L'espace public doit tout particulièrement retenir notre attention. Lieu de la mise en scène de soi, il est aussi le lieu qui publicise la relation à l'autre. Il est l'espace d'interaction sociale et culturelle qui forge le destin collectif du " vivre ensemble ". Menacé par l'extension de l'espace privé, l'espace public n'est plus toujours à même de remplir les fonctions de socialisation qui lui sont traditionnellement dévolues. Oublié, détruit ou simplement ignoré, délaissé ou livré entièrement à l'usage de l'automobile, il exige de la part de la puissance publique un effort sans précédent de reconquête et de requalification, qui lui permettra de retrouver sa mission naturelle de mixité sociale et culturelle. Penser l'espace public, c'est forger un espace qualitatif qui justifie les sentiments de sécurité, de confort, de bien-être et de disponibilité propres à assurer la tolérance, la civilité et la solidarité de la civilisation urbaine que nous voulons construire.
Porter une attention soutenue à la qualité de nos modes et espaces de vie, c'est exprimer une volonté de démocratie citoyenne.
Rendre la ville habitable, c'est d'abord la rendre à ses habitants. La ville est parsemée de frontières invisibles. Ce tramage symbolique en fait le charme et la géographie secrète, permet le regard singulier. C'est ainsi qu'elle peut nous appartenir. Mais rien ne peut justifier que des barrières, en tranchant au cur du vivant, viennent à créer progressivement une ville à deux vitesses. La ville qui se construit sur elle-même et se renouvelle, celle dont nous parlons aujourd'hui, cette ville a ses habitants : ce sont eux qu'il faut d'abord questionner. Nous devons écouter, entendre ; rien ne se fera sans démocratie citoyenne et sans médiation. S'ils savent entendre et interpréter, les architectes seront des acteurs de cette médiation.

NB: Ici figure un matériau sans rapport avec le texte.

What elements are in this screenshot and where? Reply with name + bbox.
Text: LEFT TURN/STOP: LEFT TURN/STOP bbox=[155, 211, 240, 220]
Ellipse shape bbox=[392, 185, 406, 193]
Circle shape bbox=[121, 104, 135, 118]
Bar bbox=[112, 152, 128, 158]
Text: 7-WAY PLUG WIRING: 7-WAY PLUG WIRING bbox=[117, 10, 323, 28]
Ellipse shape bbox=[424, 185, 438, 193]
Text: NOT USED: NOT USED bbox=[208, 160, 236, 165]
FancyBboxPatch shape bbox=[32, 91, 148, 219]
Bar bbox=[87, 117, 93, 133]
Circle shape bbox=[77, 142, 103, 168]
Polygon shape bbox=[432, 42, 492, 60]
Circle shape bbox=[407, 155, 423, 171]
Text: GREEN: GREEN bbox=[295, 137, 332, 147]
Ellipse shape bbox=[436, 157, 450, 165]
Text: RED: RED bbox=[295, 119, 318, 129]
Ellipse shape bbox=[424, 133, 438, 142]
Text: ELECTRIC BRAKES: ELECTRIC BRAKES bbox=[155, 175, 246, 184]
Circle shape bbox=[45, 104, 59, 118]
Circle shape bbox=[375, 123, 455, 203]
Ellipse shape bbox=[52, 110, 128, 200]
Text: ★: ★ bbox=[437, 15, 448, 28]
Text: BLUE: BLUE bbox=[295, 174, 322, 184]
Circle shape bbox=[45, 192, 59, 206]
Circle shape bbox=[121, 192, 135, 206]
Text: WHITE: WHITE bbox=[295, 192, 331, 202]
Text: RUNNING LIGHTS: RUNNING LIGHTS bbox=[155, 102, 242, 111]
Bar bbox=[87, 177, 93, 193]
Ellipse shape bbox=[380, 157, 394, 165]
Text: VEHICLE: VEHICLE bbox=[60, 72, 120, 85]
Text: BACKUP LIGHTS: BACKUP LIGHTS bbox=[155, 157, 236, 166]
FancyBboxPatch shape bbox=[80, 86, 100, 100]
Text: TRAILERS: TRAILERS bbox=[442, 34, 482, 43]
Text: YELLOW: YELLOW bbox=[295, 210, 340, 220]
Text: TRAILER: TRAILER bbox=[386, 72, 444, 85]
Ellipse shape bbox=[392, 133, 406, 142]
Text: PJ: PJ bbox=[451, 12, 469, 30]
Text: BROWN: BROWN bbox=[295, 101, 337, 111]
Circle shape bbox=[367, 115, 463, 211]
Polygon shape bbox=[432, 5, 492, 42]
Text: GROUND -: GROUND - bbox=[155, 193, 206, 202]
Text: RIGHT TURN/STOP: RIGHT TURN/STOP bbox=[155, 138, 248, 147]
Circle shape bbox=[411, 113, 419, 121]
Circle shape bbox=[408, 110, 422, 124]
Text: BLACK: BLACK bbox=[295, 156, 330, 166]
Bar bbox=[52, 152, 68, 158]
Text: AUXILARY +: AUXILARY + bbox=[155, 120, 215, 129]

Deux aspirations me paraissent évidentes : l'intégration et l'autonomie ou, pour le dire autrement, l'appartenance et la responsabilité. Les citoyens, les citadins veulent habiter et agir. Il leur faut un territoire de référence ; ce ne peut être le quartier ou le grand ensemble, ce doit être la ville, dans sa complexité et son unité. Mais ils doivent, forts de cette appartenance à un tout, tisser un lien et trouver un lieu.
Lien et lieu, sont les deux piliers de cette construction. La culture crée le lien. Donner lieu est essentiel. C'est là encore la mission de l'architecture. L'espace ne suffit pas s'il est informe, fragmenté, sans signification. L'espace doit devenir lieu, usages, et repères. Donner lieu, c'est donner, à la fois forme et sens.
Où qu'ils soient dans la ville, les habitants d'aujourd'hui éprouvent des aspirations partagées. Ils veulent être fiers de leur ville, de leur cité. Ils ont besoin d'y trouver des espaces publics, une diversité des occupations. Mais ils veulent également y voir l'expression de leur citoyenneté, c'est à dire disposer d'équipements et de services publics, d'espaces de culture et de loisirs.
Je finirai sur un mot simple, qui pourra paraître ingénu ou incongru : la beauté. Je voudrais que chacun dans la ville puisse s'approprier, fièrement et secrètement, le sentiment du beau. Il faut chasser cette honte du "là, c'est moche".
Ce n'est pas simple propos. C'est l'enjeu, l'éthique, le défi du siècle qui s'avance. Ce n'est pas une valeur abstraite, c'est le ressort d'une vie commune. Pierre Bourdieu observait : "il se joue dans l'art ce que le chômage décompose, la capacité d'être un auteur". Tel est notre objectif, notre travail : droit d'auteur, droit de cité.